Sometime
after we parted ways after ten years of marriage, my former husband said
something to me that was profoundly healing.
He said, “Sue, we were together for a reason, and we parted for a
reason.” His words had a deep impact on
me and gave me pause for reflection about relationships in general. In essence, he had performed a ritual for the
both of us with that single sentence.
Embodied in it was a sense of acknowledgement, honor, and letting
go. The other message that I got from
these words has to do with nonjudgment.
The truth is, everything happens (and doesn’t happen) for a reason. We don’t always know what it is, but we have
to trust in the Universe. This is often
easier said than done. But when we do,
the lessons and gifts can be gleaned, even (and perhaps particularly from) the
adversity. I will always be grateful to
my ex for our peaceful divorce.
Despite some
good times and sweet moments, I have felt more challenged by relationship in my
life than I have felt fulfilled by it.
This has been my path in this lifetime.
This is probably because the choices I’ve made in the past when it came
to partnering up have been colored by fear and insecurity, and the consequences
of such choices would start becoming very apparent soon after the relationship
began.
Given what
I’ve experienced and discovered in the last few years about myself, the human
condition, and “the bigger picture,” I have come to the realization that when
choosing a mate or a lover, there are so many forces at work that are invisible
and that slip under the radar of our conscious awareness. Like many, I would welcome “right
partnership.” But what I prefer more at
this point is a joyous life that supports my higher self. And so I’m feeling very content at this
moment being and going solo. There is
much that I wish to explore, do, and experience further, and I am really
savoring myself. This might sound
strange, but I don’t want to risk wasting time on “the wrong choice.” And I mean that wholeheartedly. Been there, done that.
I am fully
aware of the necessity for compromise in relationship. So much so that I feel I have compromised too
much in my relationships. When I would
ask for something for myself from my partner, and then not get it, instead of
lobbying for what I wanted or ending the relationship when it became clearly
apparent that reciprocity was not forthcoming, I would put up with the
disappointment for far too long.
We’ve all
been there. For me, giving has always
been much easier to do than receiving.
Too easy, as a matter of fact. In
the past, not only did I not take the time to figure out what I really wanted
in and from a relationship, but the mere thought of asking would stop me in my
tracks.
I have often
said in the midst of a relationship, “I am no good at this.
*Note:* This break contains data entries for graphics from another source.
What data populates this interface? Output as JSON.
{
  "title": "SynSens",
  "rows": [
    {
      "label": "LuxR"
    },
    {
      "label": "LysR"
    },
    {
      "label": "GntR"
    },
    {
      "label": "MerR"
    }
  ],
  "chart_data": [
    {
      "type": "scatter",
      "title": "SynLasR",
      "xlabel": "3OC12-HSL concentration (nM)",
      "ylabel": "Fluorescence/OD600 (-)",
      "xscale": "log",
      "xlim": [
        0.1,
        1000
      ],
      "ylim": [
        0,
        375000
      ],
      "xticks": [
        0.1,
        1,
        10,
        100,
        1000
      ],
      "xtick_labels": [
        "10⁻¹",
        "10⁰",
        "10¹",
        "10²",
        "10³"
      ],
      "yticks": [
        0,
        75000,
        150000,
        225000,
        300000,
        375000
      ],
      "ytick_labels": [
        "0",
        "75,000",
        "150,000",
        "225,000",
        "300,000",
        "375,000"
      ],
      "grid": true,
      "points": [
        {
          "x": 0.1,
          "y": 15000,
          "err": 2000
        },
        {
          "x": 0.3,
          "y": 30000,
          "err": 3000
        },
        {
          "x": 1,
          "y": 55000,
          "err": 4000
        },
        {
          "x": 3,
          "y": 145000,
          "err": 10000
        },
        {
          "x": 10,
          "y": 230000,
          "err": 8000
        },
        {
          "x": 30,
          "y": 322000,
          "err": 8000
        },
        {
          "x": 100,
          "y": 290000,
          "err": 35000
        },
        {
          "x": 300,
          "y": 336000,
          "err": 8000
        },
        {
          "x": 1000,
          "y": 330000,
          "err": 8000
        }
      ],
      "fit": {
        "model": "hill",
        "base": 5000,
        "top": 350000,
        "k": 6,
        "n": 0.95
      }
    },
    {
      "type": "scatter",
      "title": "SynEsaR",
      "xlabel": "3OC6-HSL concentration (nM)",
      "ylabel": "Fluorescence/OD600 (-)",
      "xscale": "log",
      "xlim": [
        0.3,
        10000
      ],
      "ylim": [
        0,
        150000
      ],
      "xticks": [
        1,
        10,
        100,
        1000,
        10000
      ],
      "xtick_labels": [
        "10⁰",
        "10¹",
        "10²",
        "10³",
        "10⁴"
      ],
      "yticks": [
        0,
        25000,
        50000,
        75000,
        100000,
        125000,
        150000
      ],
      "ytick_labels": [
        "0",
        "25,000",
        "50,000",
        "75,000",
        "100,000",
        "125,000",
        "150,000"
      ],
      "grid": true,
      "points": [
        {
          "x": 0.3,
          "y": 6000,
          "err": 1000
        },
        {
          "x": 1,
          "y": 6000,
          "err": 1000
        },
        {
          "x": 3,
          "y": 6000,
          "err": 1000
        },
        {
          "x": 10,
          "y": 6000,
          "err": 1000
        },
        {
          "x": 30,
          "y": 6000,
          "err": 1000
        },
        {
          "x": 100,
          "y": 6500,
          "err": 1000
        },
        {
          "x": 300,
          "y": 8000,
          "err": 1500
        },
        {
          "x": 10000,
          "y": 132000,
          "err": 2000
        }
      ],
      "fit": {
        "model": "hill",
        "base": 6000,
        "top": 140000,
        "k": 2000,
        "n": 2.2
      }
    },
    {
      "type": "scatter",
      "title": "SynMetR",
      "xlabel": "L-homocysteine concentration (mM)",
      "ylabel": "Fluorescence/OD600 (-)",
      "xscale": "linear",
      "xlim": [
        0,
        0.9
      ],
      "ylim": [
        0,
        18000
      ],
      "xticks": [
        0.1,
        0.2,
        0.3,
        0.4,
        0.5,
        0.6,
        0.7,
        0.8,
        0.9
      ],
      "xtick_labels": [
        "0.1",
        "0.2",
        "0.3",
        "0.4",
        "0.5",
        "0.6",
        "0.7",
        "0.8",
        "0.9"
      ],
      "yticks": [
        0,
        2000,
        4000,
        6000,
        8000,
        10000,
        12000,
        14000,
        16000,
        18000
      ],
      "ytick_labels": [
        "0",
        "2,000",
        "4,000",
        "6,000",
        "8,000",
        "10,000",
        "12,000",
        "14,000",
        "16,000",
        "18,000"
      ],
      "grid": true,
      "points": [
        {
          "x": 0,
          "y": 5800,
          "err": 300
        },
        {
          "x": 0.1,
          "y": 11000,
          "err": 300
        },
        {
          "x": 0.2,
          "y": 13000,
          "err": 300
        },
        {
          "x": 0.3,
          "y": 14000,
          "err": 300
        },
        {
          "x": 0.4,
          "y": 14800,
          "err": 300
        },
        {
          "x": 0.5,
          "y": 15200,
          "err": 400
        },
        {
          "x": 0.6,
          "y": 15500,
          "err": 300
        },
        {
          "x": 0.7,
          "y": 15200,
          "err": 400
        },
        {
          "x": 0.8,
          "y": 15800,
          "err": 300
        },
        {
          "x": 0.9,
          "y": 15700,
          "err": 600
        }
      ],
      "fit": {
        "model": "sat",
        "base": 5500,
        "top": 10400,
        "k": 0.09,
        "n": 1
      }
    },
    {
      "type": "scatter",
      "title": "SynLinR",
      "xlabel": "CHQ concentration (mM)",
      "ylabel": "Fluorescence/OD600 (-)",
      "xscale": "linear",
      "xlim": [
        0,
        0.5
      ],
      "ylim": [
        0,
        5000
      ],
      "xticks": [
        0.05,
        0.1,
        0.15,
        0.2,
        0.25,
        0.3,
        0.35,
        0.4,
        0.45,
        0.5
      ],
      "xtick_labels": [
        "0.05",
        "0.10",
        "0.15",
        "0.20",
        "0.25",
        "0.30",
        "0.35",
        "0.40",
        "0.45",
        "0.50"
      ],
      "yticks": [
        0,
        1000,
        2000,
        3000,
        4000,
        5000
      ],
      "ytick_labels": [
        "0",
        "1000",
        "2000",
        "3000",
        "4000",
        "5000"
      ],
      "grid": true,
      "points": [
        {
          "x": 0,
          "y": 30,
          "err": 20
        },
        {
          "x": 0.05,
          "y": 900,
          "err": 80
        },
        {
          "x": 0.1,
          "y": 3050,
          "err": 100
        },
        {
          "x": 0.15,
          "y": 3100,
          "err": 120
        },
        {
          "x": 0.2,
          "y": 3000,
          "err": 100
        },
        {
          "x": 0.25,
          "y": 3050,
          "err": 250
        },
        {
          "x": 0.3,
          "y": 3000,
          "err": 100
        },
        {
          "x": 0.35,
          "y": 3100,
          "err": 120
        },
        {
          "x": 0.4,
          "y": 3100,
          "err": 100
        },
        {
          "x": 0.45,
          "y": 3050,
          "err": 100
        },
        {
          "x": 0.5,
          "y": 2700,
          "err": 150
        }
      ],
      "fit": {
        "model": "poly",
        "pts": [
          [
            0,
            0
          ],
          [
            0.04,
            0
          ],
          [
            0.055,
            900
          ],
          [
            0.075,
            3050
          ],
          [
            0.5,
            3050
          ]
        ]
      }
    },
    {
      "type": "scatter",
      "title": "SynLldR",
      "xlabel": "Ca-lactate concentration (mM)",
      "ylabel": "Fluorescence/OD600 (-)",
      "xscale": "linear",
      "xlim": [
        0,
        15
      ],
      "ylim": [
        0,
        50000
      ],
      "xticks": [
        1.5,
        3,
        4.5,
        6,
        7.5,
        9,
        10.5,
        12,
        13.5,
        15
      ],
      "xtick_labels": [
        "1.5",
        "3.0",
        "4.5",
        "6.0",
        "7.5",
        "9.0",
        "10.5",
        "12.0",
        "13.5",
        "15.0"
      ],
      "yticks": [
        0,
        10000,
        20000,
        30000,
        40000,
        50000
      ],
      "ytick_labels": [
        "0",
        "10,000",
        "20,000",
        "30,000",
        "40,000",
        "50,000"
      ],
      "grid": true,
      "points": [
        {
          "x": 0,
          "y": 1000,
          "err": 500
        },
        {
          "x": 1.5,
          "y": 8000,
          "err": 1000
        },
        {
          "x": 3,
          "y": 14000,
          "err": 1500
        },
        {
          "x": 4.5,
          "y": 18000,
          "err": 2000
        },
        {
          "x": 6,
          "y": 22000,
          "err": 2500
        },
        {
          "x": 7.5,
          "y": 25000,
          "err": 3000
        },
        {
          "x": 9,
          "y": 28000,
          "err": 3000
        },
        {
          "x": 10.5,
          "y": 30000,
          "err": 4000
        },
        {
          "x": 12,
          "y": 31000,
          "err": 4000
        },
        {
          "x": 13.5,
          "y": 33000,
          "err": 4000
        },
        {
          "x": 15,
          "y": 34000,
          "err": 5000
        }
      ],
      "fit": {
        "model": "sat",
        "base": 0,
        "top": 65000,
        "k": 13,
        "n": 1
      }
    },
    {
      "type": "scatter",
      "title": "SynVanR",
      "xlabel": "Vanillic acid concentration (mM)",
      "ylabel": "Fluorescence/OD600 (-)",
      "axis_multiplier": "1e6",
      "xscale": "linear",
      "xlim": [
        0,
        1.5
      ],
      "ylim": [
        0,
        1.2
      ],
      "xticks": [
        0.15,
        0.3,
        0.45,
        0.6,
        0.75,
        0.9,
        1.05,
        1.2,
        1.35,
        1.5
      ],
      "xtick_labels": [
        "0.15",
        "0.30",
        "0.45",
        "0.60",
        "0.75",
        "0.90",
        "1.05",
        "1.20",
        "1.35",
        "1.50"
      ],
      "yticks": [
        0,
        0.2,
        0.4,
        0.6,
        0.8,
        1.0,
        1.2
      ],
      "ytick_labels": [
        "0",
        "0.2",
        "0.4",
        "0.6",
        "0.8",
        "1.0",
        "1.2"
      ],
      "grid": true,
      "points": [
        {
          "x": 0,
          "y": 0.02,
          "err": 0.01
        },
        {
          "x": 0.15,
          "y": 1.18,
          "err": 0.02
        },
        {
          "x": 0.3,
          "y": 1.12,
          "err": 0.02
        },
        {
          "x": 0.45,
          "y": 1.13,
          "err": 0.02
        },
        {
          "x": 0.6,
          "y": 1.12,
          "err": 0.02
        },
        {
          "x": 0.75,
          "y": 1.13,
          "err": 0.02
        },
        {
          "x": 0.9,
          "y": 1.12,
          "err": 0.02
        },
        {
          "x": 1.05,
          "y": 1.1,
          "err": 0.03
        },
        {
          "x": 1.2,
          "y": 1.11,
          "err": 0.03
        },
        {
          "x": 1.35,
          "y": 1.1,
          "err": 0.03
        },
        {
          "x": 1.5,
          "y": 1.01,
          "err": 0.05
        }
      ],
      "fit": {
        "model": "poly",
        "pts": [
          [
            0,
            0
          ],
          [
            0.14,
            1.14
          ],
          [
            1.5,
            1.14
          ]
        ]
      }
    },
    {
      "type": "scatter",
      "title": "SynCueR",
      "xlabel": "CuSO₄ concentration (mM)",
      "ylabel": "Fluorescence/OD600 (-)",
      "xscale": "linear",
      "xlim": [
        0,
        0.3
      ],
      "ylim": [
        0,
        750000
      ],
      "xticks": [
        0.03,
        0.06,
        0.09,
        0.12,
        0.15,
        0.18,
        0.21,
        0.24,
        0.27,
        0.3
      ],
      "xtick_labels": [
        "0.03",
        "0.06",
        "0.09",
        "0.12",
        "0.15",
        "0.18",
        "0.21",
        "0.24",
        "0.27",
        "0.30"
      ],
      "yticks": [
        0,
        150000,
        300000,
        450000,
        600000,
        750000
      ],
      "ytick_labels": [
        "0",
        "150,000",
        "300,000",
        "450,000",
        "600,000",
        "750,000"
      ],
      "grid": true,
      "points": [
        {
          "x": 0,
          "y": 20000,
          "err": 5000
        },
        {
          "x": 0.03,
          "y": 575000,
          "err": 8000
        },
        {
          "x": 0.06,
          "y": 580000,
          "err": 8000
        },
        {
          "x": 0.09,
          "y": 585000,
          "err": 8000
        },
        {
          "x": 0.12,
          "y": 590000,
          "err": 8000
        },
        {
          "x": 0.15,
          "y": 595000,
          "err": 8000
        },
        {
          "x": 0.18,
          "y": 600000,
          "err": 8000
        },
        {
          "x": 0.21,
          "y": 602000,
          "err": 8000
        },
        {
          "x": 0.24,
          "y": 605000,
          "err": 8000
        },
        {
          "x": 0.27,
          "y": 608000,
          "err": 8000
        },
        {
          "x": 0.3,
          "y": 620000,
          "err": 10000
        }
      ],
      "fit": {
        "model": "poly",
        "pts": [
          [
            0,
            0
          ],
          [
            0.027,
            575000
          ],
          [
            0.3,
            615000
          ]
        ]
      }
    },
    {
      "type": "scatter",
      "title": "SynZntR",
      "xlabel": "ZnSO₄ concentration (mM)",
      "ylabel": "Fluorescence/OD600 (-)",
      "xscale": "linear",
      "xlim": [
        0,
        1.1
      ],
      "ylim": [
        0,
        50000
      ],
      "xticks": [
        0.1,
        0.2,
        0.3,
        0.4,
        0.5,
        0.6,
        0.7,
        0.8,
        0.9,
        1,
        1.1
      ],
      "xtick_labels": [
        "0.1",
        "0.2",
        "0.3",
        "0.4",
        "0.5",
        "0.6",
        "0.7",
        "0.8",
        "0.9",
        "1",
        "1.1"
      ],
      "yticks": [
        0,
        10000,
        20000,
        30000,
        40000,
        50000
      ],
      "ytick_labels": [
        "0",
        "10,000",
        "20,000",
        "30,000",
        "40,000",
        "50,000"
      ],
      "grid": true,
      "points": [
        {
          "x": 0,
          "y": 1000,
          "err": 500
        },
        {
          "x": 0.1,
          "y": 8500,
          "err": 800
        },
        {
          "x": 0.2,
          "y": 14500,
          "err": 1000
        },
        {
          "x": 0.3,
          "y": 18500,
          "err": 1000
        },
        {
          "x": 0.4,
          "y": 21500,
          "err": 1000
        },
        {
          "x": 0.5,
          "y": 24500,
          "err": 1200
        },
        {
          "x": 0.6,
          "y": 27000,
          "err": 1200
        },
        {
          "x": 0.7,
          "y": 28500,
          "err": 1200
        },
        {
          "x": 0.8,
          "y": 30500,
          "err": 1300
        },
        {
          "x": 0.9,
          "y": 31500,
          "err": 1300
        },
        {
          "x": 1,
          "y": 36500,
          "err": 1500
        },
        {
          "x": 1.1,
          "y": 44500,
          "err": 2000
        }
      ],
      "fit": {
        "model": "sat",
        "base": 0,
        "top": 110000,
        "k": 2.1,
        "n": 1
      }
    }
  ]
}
I don’t know how to do this, and I don’t know
how other people do it.” I know people
sometimes say such things when trying to figure out how to raise kids, but you
really don’t hear people say, “I don’t know how to do this” when it comes to
relationships.
When it
comes right down to it, after all is said and done, in the comfort of my four
walls, I know I rock. I am at a hard-won
peace, and I am happy. I embrace it all. All good.